UPS has been garnering attention on Wall Street recently, as both investment banks had separate “investor meetings” with the company that prompted the revisions in their price targets. BofA reported that UPS is enjoying a solid start to the peak shipping season this year. However, it seems to be trending toward the lower end of its expected 3% to 8% volume growth in Q4 2023. As a result, despite raising its price target, BofA maintained its neutral rating.

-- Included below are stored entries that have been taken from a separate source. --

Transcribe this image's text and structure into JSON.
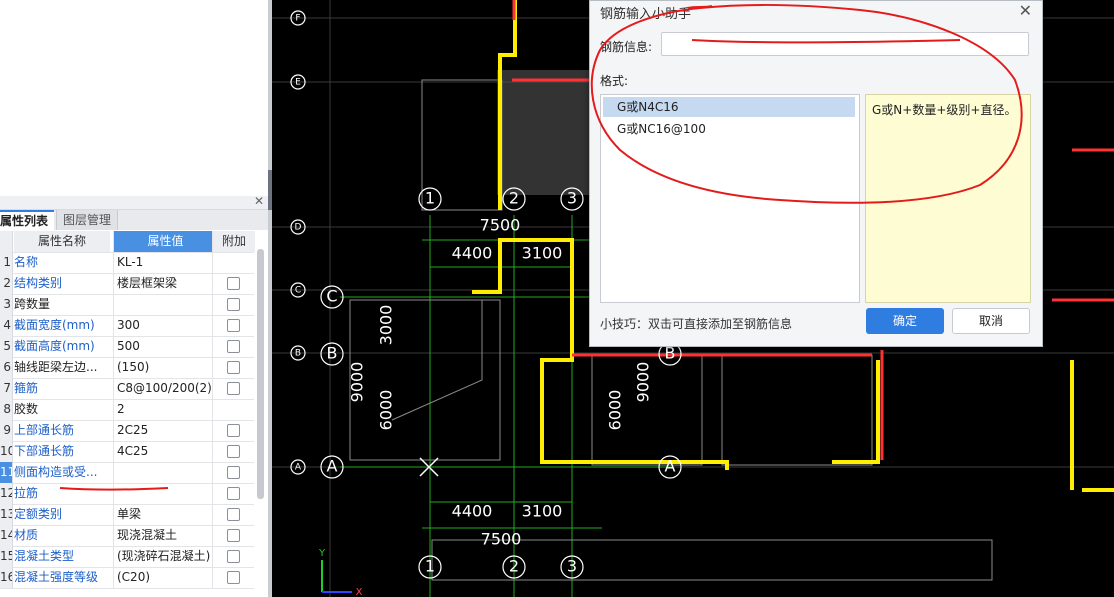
{
  "props_panel": {
    "tabs": [
      "属性列表",
      "图层管理"
    ],
    "columns": {
      "name": "属性名称",
      "value": "属性值",
      "extra": "附加"
    },
    "rows": [
      {
        "num": "1",
        "name": "名称",
        "value": "KL-1",
        "blue": true,
        "check": false
      },
      {
        "num": "2",
        "name": "结构类别",
        "value": "楼层框架梁",
        "blue": true,
        "check": true
      },
      {
        "num": "3",
        "name": "跨数量",
        "value": "",
        "blue": false,
        "check": true
      },
      {
        "num": "4",
        "name": "截面宽度(mm)",
        "value": "300",
        "blue": true,
        "check": true
      },
      {
        "num": "5",
        "name": "截面高度(mm)",
        "value": "500",
        "blue": true,
        "check": true
      },
      {
        "num": "6",
        "name": "轴线距梁左边...",
        "value": "(150)",
        "blue": false,
        "check": true
      },
      {
        "num": "7",
        "name": "箍筋",
        "value": "C8@100/200(2)",
        "blue": true,
        "check": true
      },
      {
        "num": "8",
        "name": "胶数",
        "value": "2",
        "blue": false,
        "check": false
      },
      {
        "num": "9",
        "name": "上部通长筋",
        "value": "2C25",
        "blue": true,
        "check": true
      },
      {
        "num": "10",
        "name": "下部通长筋",
        "value": "4C25",
        "blue": true,
        "check": true
      },
      {
        "num": "11",
        "name": "侧面构造或受...",
        "value": "",
        "blue": true,
        "check": true
      },
      {
        "num": "12",
        "name": "拉筋",
        "value": "",
        "blue": true,
        "check": true
      },
      {
        "num": "13",
        "name": "定额类别",
        "value": "单梁",
        "blue": true,
        "check": true
      },
      {
        "num": "14",
        "name": "材质",
        "value": "现浇混凝土",
        "blue": true,
        "check": true
      },
      {
        "num": "15",
        "name": "混凝土类型",
        "value": "(现浇碎石混凝土)",
        "blue": true,
        "check": true
      },
      {
        "num": "16",
        "name": "混凝土强度等级",
        "value": "(C20)",
        "blue": true,
        "check": true
      }
    ],
    "edit_button": "···"
  },
  "dialog": {
    "title": "钢筋输入小助手",
    "info_label": "钢筋信息:",
    "info_value": "",
    "format_label": "格式:",
    "formats": [
      "G或N4C16",
      "G或NC16@100"
    ],
    "description": "G或N+数量+级别+直径。",
    "tip": "小技巧：双击可直接添加至钢筋信息",
    "ok": "确定",
    "cancel": "取消",
    "close": "✕"
  },
  "cad": {
    "axis_letters": [
      "C",
      "B",
      "A"
    ],
    "axis_numbers": [
      "1",
      "2",
      "3"
    ],
    "left_bubbles": [
      "F",
      "E",
      "D",
      "C",
      "B",
      "A"
    ],
    "dims_top": [
      "7500",
      "4400",
      "3100"
    ],
    "dims_bottom": [
      "4400",
      "3100",
      "7500"
    ],
    "dims_vertical": [
      "3000",
      "9000",
      "6000",
      "6000",
      "9000"
    ],
    "coord_axes": [
      "Y",
      "X"
    ]
  },
  "colors": {
    "annotation": "#e41b1b",
    "wall": "#ffee00",
    "cad_bg": "#000000",
    "accent": "#2f7de1"
  }
}
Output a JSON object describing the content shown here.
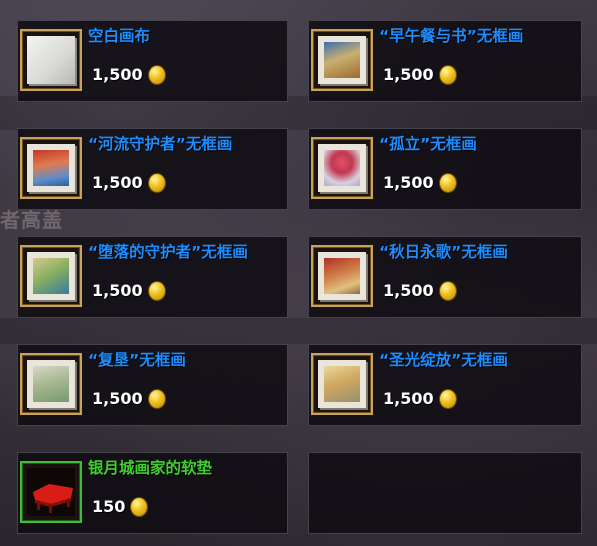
{
  "background_text": "者高盖",
  "items": [
    {
      "name": "空白画布",
      "price": "1,500",
      "quality": "blue",
      "icon": "blank-canvas-icon"
    },
    {
      "name": "“早午餐与书”无框画",
      "price": "1,500",
      "quality": "blue",
      "icon": "painting-icon"
    },
    {
      "name": "“河流守护者”无框画",
      "price": "1,500",
      "quality": "blue",
      "icon": "painting-icon"
    },
    {
      "name": "“孤立”无框画",
      "price": "1,500",
      "quality": "blue",
      "icon": "painting-icon"
    },
    {
      "name": "“堕落的守护者”无框画",
      "price": "1,500",
      "quality": "blue",
      "icon": "painting-icon"
    },
    {
      "name": "“秋日永歌”无框画",
      "price": "1,500",
      "quality": "blue",
      "icon": "painting-icon"
    },
    {
      "name": "“复垦”无框画",
      "price": "1,500",
      "quality": "blue",
      "icon": "painting-icon"
    },
    {
      "name": "“圣光绽放”无框画",
      "price": "1,500",
      "quality": "blue",
      "icon": "painting-icon"
    },
    {
      "name": "银月城画家的软垫",
      "price": "150",
      "quality": "green",
      "icon": "cushion-icon"
    }
  ],
  "colors": {
    "rare_name": "#1d8cff",
    "common_name": "#40d02e",
    "price": "#ffffff",
    "coin": "#f3c522"
  }
}
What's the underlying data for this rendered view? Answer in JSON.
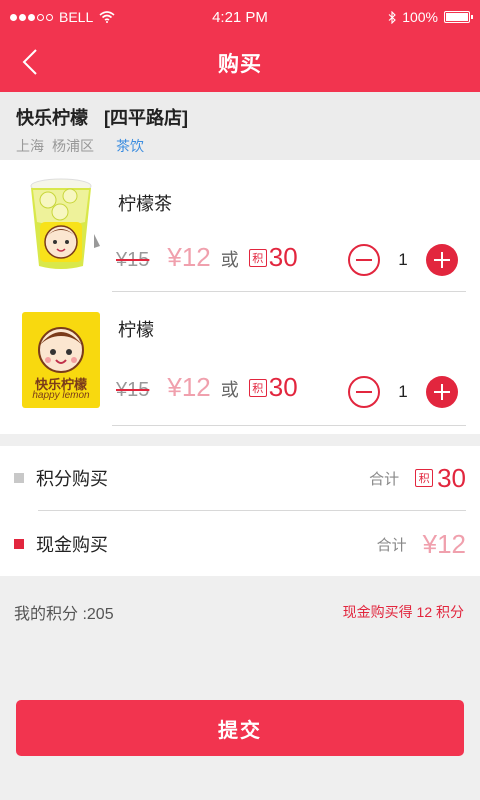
{
  "status": {
    "carrier": "BELL",
    "time": "4:21 PM",
    "battery": "100%"
  },
  "nav": {
    "title": "购买"
  },
  "store": {
    "name": "快乐柠檬",
    "branch": "[四平路店]",
    "city": "上海",
    "district": "杨浦区",
    "category": "茶饮"
  },
  "products": [
    {
      "name": "柠檬茶",
      "old_price": "¥15",
      "price": "¥12",
      "or": "或",
      "points_badge": "积",
      "points": "30",
      "quantity": "1"
    },
    {
      "name": "柠檬",
      "old_price": "¥15",
      "price": "¥12",
      "or": "或",
      "points_badge": "积",
      "points": "30",
      "quantity": "1",
      "logo_text": "快乐柠檬",
      "logo_subtext": "happy lemon"
    }
  ],
  "purchase_options": {
    "points": {
      "label": "积分购买",
      "total_label": "合计",
      "badge": "积",
      "value": "30",
      "marker_color": "#c8c8c8"
    },
    "cash": {
      "label": "现金购买",
      "total_label": "合计",
      "value": "¥12",
      "marker_color": "#e2263e"
    }
  },
  "footer": {
    "my_points": "我的积分 :205",
    "cash_reward": "现金购买得 12 积分"
  },
  "submit": {
    "label": "提交"
  },
  "colors": {
    "brand": "#f2344f",
    "accent": "#e2263e",
    "price_pink": "#f0a0ad",
    "link_blue": "#3b8de0"
  }
}
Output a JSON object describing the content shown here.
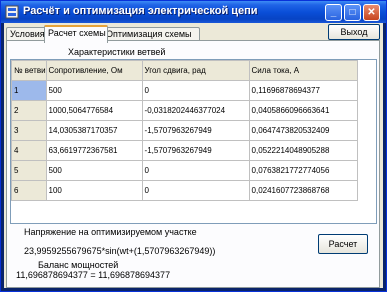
{
  "window": {
    "title": "Расчёт и оптимизация электрической цепи",
    "controls": {
      "minimize": "_",
      "maximize": "□",
      "close": "✕"
    }
  },
  "tabs": [
    {
      "label": "Условия"
    },
    {
      "label": "Расчет схемы"
    },
    {
      "label": "Оптимизация схемы"
    }
  ],
  "exit_button": "Выход",
  "grid": {
    "caption": "Характеристики ветвей",
    "columns": [
      "№ ветви",
      "Сопротивление, Ом",
      "Угол сдвига, рад",
      "Сила тока, А"
    ],
    "rows": [
      [
        "1",
        "500",
        "0",
        "0,11696878694377"
      ],
      [
        "2",
        "1000,5064776584",
        "-0,0318202446377024",
        "0,0405866096663641"
      ],
      [
        "3",
        "14,0305387170357",
        "-1,5707963267949",
        "0,0647473820532409"
      ],
      [
        "4",
        "63,6619772367581",
        "-1,5707963267949",
        "0,0522214048905288"
      ],
      [
        "5",
        "500",
        "0",
        "0,0763821772774056"
      ],
      [
        "6",
        "100",
        "0",
        "0,0241607723868768"
      ]
    ],
    "selected_row": 1
  },
  "voltage": {
    "label": "Напряжение на оптимизируемом участке",
    "value": "23,9959255679675*sin(wt+(1,5707963267949))"
  },
  "balance": {
    "label": "Баланс мощностей",
    "value": "11,696878694377 = 11,696878694377"
  },
  "calc_button": "Расчет"
}
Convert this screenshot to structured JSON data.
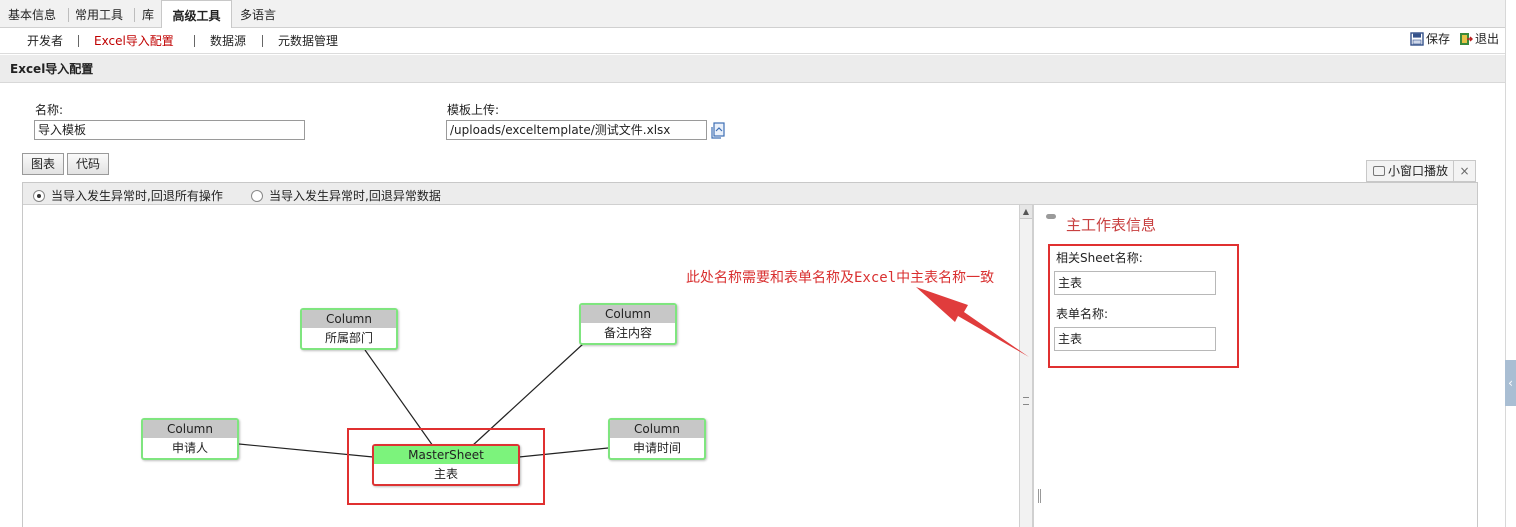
{
  "top_tabs": [
    "基本信息",
    "常用工具",
    "库",
    "高级工具",
    "多语言"
  ],
  "top_tabs_active": "高级工具",
  "sub_nav": [
    "开发者",
    "Excel导入配置",
    "数据源",
    "元数据管理"
  ],
  "sub_nav_active": "Excel导入配置",
  "toolbar": {
    "save_label": "保存",
    "exit_label": "退出"
  },
  "section_title": "Excel导入配置",
  "form": {
    "name_label": "名称:",
    "name_value": "导入模板",
    "template_label": "模板上传:",
    "template_value": "/uploads/exceltemplate/测试文件.xlsx"
  },
  "view_buttons": [
    "图表",
    "代码"
  ],
  "float_button": {
    "label": "小窗口播放",
    "close": "×"
  },
  "radio_options": [
    {
      "label": "当导入发生异常时,回退所有操作",
      "checked": true
    },
    {
      "label": "当导入发生异常时,回退异常数据",
      "checked": false
    }
  ],
  "diagram": {
    "nodes": [
      {
        "id": "dept",
        "header": "Column",
        "body": "所属部门"
      },
      {
        "id": "note",
        "header": "Column",
        "body": "备注内容"
      },
      {
        "id": "applicant",
        "header": "Column",
        "body": "申请人"
      },
      {
        "id": "time",
        "header": "Column",
        "body": "申请时间"
      },
      {
        "id": "master",
        "header": "MasterSheet",
        "body": "主表"
      }
    ]
  },
  "right_panel": {
    "title": "主工作表信息",
    "sheet_name_label": "相关Sheet名称:",
    "sheet_name_value": "主表",
    "form_name_label": "表单名称:",
    "form_name_value": "主表"
  },
  "annotation": "此处名称需要和表单名称及Excel中主表名称一致",
  "colors": {
    "accent_red": "#d93030",
    "node_green": "#7fe57f",
    "master_header": "#7cf37c"
  }
}
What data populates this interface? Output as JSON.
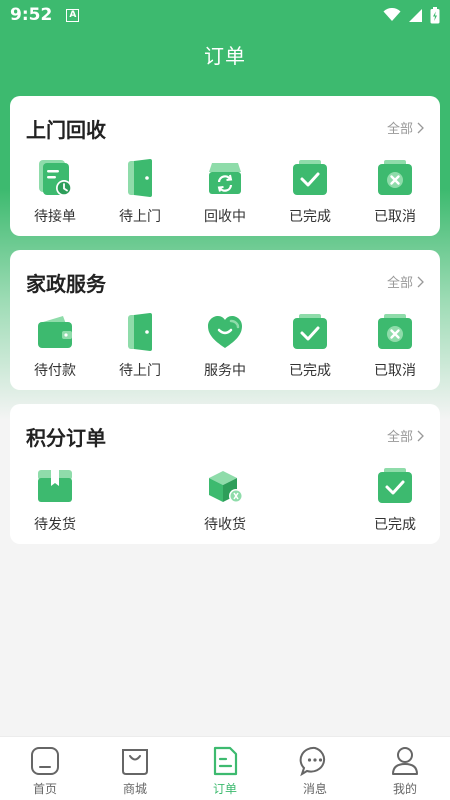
{
  "status_bar": {
    "time": "9:52",
    "notice_glyph": "A"
  },
  "nav": {
    "title": "订单"
  },
  "colors": {
    "brand": "#3dba6f",
    "brand_light": "#8fdcaa",
    "text": "#333333",
    "muted": "#999999"
  },
  "sections": [
    {
      "title": "上门回收",
      "all_label": "全部",
      "items": [
        {
          "label": "待接单",
          "icon": "document-clock-icon"
        },
        {
          "label": "待上门",
          "icon": "door-icon"
        },
        {
          "label": "回收中",
          "icon": "recycle-box-icon"
        },
        {
          "label": "已完成",
          "icon": "check-clipboard-icon"
        },
        {
          "label": "已取消",
          "icon": "cancel-clipboard-icon"
        }
      ]
    },
    {
      "title": "家政服务",
      "all_label": "全部",
      "items": [
        {
          "label": "待付款",
          "icon": "wallet-icon"
        },
        {
          "label": "待上门",
          "icon": "door-icon"
        },
        {
          "label": "服务中",
          "icon": "heart-smile-icon"
        },
        {
          "label": "已完成",
          "icon": "check-clipboard-icon"
        },
        {
          "label": "已取消",
          "icon": "cancel-clipboard-icon"
        }
      ]
    },
    {
      "title": "积分订单",
      "all_label": "全部",
      "items": [
        {
          "label": "待发货",
          "icon": "package-icon"
        },
        {
          "label": "待收货",
          "icon": "delivery-box-icon"
        },
        {
          "label": "已完成",
          "icon": "check-clipboard-icon"
        }
      ]
    }
  ],
  "tabbar": [
    {
      "label": "首页",
      "icon": "home-icon",
      "active": false
    },
    {
      "label": "商城",
      "icon": "shopping-bag-icon",
      "active": false
    },
    {
      "label": "订单",
      "icon": "order-icon",
      "active": true
    },
    {
      "label": "消息",
      "icon": "message-icon",
      "active": false
    },
    {
      "label": "我的",
      "icon": "user-icon",
      "active": false
    }
  ]
}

On the other hand, Oppenheimer holds a more positive outlook. The investment bank believes that UPS is witnessing an increase in shipping volumes and successfully regaining customers it lost during the period of uncertainty when it was negotiating with its union. Additionally, they noted UPS’s progress in optimizing network flow and cutting costs, which may contribute to stabilizing the company’s profit margin.

Is UPS Stock a Buy?

However, the extent of margin improvements remains uncertain and whether they will be enough to justify UPS’s current valuation of 16 times earnings. There are concerns over declining earnings and profit margins. Despite 3% to 4% volume growth and a dividend yield of 4.1%, UPS has yet to fully justify its modest 16x P/E ratio. Profit margins have experienced consecutive declines since the pandemic, and although they have improved from their lowest point, they have not reached pre-pandemic levels yet.

While higher revenue growth might offset weak margins in the future, most analysts do not anticipate UPS returning to pre-pandemic profitability until 2028 at the earliest. Therefore, valuing UPS stock based on earnings levels that the company is unlikely to achieve in the near term could be a risky strategy, potentially turning the stock into a value trap for investors.